18. Notices. A notice from PMI to the Member pursuant to these Terms will be considered delivered by PMI when PMI submits an email message to the Member’s then-current contact email address in the Member’s PMI membership profile. A notice from a Member to PMI pursuant to these Terms will be considered delivered by Member when Member submits an email message to PMI’s Member Contact or general Contact email address identified on PMI’s website.
19. Severability. If a court or other body of competent jurisdiction declares any term of this Agreement invalid or unenforceable, then the remaining terms shall continue in full force and effect.
20. Non-Waiver. No right created by these Terms shall be deemed waived unless specifically and expressly waived in a writing signed by the party possessing the right.
21. Prevailing Party.

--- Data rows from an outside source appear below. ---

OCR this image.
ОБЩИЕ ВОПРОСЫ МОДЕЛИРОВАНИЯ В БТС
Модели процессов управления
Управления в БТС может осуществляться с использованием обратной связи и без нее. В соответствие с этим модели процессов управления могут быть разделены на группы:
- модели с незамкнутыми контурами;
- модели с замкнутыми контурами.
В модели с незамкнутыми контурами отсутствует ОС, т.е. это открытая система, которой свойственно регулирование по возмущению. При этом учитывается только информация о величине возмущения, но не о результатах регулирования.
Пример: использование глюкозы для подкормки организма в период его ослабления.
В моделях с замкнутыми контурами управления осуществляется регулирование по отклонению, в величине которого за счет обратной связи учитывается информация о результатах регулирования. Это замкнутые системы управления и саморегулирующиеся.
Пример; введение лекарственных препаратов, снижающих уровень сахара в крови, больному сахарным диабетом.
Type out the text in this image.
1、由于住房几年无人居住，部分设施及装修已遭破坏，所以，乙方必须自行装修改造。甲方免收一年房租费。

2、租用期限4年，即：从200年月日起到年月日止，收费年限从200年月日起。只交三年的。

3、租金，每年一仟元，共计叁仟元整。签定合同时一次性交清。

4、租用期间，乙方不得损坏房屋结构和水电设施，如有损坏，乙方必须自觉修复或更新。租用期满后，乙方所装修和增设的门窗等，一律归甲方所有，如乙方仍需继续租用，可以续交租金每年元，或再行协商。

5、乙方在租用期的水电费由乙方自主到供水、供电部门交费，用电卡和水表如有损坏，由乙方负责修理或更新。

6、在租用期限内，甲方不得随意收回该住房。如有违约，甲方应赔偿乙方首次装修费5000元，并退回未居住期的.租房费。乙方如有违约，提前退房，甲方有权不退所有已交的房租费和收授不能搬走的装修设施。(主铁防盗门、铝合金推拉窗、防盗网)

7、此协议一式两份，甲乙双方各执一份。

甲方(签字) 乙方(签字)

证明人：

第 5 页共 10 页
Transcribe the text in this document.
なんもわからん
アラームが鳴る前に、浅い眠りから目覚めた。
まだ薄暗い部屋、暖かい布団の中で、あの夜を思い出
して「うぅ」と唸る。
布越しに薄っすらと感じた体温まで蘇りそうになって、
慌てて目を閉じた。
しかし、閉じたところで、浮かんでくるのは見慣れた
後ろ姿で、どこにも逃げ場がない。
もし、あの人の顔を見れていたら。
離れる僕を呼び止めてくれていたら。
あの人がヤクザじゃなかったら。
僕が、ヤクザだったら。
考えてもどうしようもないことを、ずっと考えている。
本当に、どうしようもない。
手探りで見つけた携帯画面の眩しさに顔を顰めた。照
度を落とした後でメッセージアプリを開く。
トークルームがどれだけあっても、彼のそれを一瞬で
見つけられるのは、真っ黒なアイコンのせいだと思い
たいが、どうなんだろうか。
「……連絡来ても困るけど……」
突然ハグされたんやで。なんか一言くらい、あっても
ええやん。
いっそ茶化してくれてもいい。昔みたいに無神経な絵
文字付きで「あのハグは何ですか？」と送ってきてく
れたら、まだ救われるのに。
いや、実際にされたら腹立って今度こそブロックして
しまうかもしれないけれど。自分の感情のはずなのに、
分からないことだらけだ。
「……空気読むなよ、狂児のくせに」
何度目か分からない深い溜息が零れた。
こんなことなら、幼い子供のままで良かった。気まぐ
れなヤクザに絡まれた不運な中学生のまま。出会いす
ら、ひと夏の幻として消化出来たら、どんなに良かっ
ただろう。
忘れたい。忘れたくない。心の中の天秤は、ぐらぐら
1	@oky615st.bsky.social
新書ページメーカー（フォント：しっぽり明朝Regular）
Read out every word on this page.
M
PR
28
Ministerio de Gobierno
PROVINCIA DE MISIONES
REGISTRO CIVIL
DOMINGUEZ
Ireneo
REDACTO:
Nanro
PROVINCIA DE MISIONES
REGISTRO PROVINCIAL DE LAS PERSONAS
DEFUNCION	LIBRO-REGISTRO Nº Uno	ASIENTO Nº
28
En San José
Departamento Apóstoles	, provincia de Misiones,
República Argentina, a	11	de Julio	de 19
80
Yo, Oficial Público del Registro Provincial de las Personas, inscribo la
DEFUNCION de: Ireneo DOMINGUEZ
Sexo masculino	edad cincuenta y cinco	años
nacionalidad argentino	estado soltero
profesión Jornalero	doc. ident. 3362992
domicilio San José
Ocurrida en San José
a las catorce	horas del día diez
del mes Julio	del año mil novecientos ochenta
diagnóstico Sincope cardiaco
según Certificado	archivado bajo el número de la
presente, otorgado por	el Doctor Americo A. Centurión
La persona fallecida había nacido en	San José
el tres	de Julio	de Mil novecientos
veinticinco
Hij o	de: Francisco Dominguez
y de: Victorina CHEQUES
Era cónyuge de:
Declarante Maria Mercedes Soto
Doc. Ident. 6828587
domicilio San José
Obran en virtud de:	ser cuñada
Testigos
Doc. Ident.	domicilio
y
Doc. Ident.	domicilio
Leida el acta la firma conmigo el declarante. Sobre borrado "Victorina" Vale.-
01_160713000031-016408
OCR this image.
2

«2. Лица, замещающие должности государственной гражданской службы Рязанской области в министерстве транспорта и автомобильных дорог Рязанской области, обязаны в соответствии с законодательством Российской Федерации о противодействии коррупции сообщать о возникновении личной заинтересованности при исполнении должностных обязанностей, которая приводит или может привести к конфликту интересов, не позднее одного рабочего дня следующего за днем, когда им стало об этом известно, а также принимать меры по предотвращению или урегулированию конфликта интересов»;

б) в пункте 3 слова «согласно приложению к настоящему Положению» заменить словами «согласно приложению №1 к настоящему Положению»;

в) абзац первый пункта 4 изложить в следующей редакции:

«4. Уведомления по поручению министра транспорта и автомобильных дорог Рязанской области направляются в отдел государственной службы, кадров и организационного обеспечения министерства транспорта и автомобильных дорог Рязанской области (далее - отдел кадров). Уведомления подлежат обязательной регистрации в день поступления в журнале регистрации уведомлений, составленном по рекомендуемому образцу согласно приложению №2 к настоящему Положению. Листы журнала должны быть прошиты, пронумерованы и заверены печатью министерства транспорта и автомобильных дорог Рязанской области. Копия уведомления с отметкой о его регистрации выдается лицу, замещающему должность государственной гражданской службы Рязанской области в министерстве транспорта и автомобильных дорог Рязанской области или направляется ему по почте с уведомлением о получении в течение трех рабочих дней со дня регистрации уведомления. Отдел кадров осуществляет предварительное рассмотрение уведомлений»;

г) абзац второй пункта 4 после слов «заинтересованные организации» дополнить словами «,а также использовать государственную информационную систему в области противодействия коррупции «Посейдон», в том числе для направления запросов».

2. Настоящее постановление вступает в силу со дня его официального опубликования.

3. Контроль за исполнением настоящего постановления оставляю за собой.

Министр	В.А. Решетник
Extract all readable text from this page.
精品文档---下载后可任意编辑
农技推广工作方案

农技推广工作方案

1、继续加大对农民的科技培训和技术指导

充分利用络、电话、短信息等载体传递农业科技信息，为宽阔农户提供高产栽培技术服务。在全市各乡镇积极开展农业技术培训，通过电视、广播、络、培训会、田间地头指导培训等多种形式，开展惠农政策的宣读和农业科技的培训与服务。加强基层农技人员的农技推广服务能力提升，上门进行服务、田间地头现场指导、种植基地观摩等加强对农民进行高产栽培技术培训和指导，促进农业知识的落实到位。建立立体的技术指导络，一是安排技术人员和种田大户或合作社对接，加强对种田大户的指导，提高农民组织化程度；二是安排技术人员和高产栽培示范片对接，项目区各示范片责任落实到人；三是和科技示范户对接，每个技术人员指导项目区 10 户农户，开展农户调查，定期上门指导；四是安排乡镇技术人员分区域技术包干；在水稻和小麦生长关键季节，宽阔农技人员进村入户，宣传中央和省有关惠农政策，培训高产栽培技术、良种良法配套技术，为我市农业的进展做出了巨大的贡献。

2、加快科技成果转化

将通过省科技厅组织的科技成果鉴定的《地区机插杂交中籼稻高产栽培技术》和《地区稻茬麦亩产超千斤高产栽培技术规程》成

If a party prevails against another party regarding any claim arising from or related to these Terms, then the non-prevailing party shall reimburse the prevailing party for costs, expenses, and attorneys’ fees reasonably incurred by the prevailing party regarding that claim.
22. Entire Agreement; Amendment. These Terms constitute the entire agreement and understanding of the parties regarding the relationship between the parties and supersedes all prior written and oral agreements, proposals, and understandings between the parties regarding their relationship. PMI may prospectively amend these Terms by providing electronic notice to the Member of the amendment.
23. Electronic Signature. Both parties agree to allow execution of this Agreement to be in electronic form. The electronic form shall be agreed to by both parties and have the force of a written signature.